J. Edgar

J. Edgar

Clint Eastwood brosse un portrait passionnant du fondateur et directeur emblématique du FBI, de 1919 à 1972. A travers lui, ce sont des parties importantes de l’histoire américaine qui sont dépeintes, Hoover ayant « résisté » à huit présidents pour asseoir son Bureau comme une véritable institution.

Mais ne nous y trompons pas, et Eastwood y contribue : J. Edgar Hoover n’était pas sympathique. Obnubilé par le patriotisme (jusqu’à mettre en place des dossiers confidentiels très personnels), refoulant son homosexualité (jusqu’à la violence), préoccupé par son image et celle du FBI (jusqu’à mentir sur les faits), il a fait souffrir inutilement beaucoup de proches. Pourtant, J. Edgar nous montre aussi l’homme talentueux et novateur, qui a notamment révolutionné l’investigation en instituant la méthode des empreintes digitales et en plaçant sa foi dans l’enquête scientifique.
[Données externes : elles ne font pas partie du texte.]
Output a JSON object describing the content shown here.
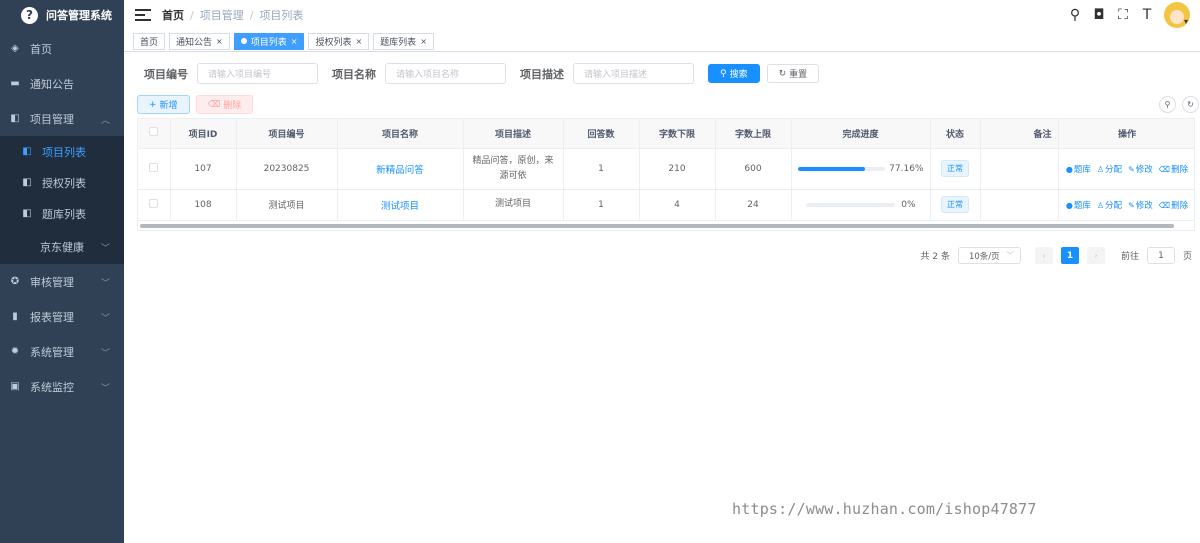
{
  "app": {
    "title": "问答管理系统",
    "logo_glyph": "?"
  },
  "sidebar": {
    "items": [
      {
        "label": "首页",
        "icon": "dashboard-icon"
      },
      {
        "label": "通知公告",
        "icon": "message-icon"
      },
      {
        "label": "项目管理",
        "icon": "book-icon",
        "expanded": true,
        "children": [
          {
            "label": "项目列表",
            "active": true
          },
          {
            "label": "授权列表"
          },
          {
            "label": "题库列表"
          },
          {
            "label": "京东健康",
            "has_children": true
          }
        ]
      },
      {
        "label": "审核管理",
        "icon": "gear-circle-icon"
      },
      {
        "label": "报表管理",
        "icon": "bar-chart-icon"
      },
      {
        "label": "系统管理",
        "icon": "settings-icon"
      },
      {
        "label": "系统监控",
        "icon": "monitor-icon"
      }
    ]
  },
  "breadcrumb": [
    "首页",
    "项目管理",
    "项目列表"
  ],
  "tags": [
    {
      "label": "首页",
      "closable": false,
      "active": false
    },
    {
      "label": "通知公告",
      "closable": true,
      "active": false
    },
    {
      "label": "项目列表",
      "closable": true,
      "active": true
    },
    {
      "label": "授权列表",
      "closable": true,
      "active": false
    },
    {
      "label": "题库列表",
      "closable": true,
      "active": false
    }
  ],
  "search": {
    "code_label": "项目编号",
    "code_placeholder": "请输入项目编号",
    "name_label": "项目名称",
    "name_placeholder": "请输入项目名称",
    "desc_label": "项目描述",
    "desc_placeholder": "请输入项目描述",
    "search_btn": "搜索",
    "reset_btn": "重置"
  },
  "toolbar": {
    "add_btn": "新增",
    "delete_btn": "删除"
  },
  "table": {
    "headers": [
      "项目ID",
      "项目编号",
      "项目名称",
      "项目描述",
      "回答数",
      "字数下限",
      "字数上限",
      "完成进度",
      "状态",
      "备注",
      "操作"
    ],
    "rows": [
      {
        "id": "107",
        "code": "20230825",
        "name": "新精品问答",
        "desc": "精品问答，原创，来源可依",
        "answers": "1",
        "min_words": "210",
        "max_words": "600",
        "progress": 77.16,
        "progress_label": "77.16%",
        "status": "正常",
        "remark": ""
      },
      {
        "id": "108",
        "code": "测试项目",
        "name": "测试项目",
        "desc": "测试项目",
        "answers": "1",
        "min_words": "4",
        "max_words": "24",
        "progress": 0,
        "progress_label": "0%",
        "status": "正常",
        "remark": ""
      }
    ],
    "ops": [
      "题库",
      "分配",
      "修改",
      "删除"
    ]
  },
  "pagination": {
    "total": "共 2 条",
    "page_size": "10条/页",
    "current": "1",
    "goto_label": "前往",
    "goto_value": "1",
    "page_unit": "页"
  },
  "watermark": "https://www.huzhan.com/ishop47877",
  "colors": {
    "sidebar_bg": "#304156",
    "primary": "#1890ff"
  }
}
Très bien réalisé (avec de bons allers-retours entre les époques) mais surtout très bien interprété : Leonardo DiCaprio impressionne une nouvelle fois dans le rôle-titre, et une multitude de personnages secondaires viennent admirablement l’épauler, à commencer par Clyde Tolson son bras-droit, interprété par Armie Hammer (qui jouait les deux jumeaux Winklevoss dans The Social Network de Fincher).

Sans que l’on puisse réellement démêler le vrai du faux autour d’un personnage aussi emblématique, J. Edgar est un biopic que l’on souhaite au plus proche de la vérité.

CRITIQUE DE MG

Clint Eastwood n’a plus rien à prouver, mais tout de même deux films à se faire pardonner. INVICTUS et AU-DELA ne sont pas parmi ses meilleurs, après une décennie de grande volée. C’est avec une histoire toute américaine qu’il revient en très grande forme, le destin d’un homme à pouvoir, celui de J. Edgar Hoover, omnipotent patron du FBI de sa création aux années 60, oeuvrant dans l’ombre pour protéger les intérêts de son pays.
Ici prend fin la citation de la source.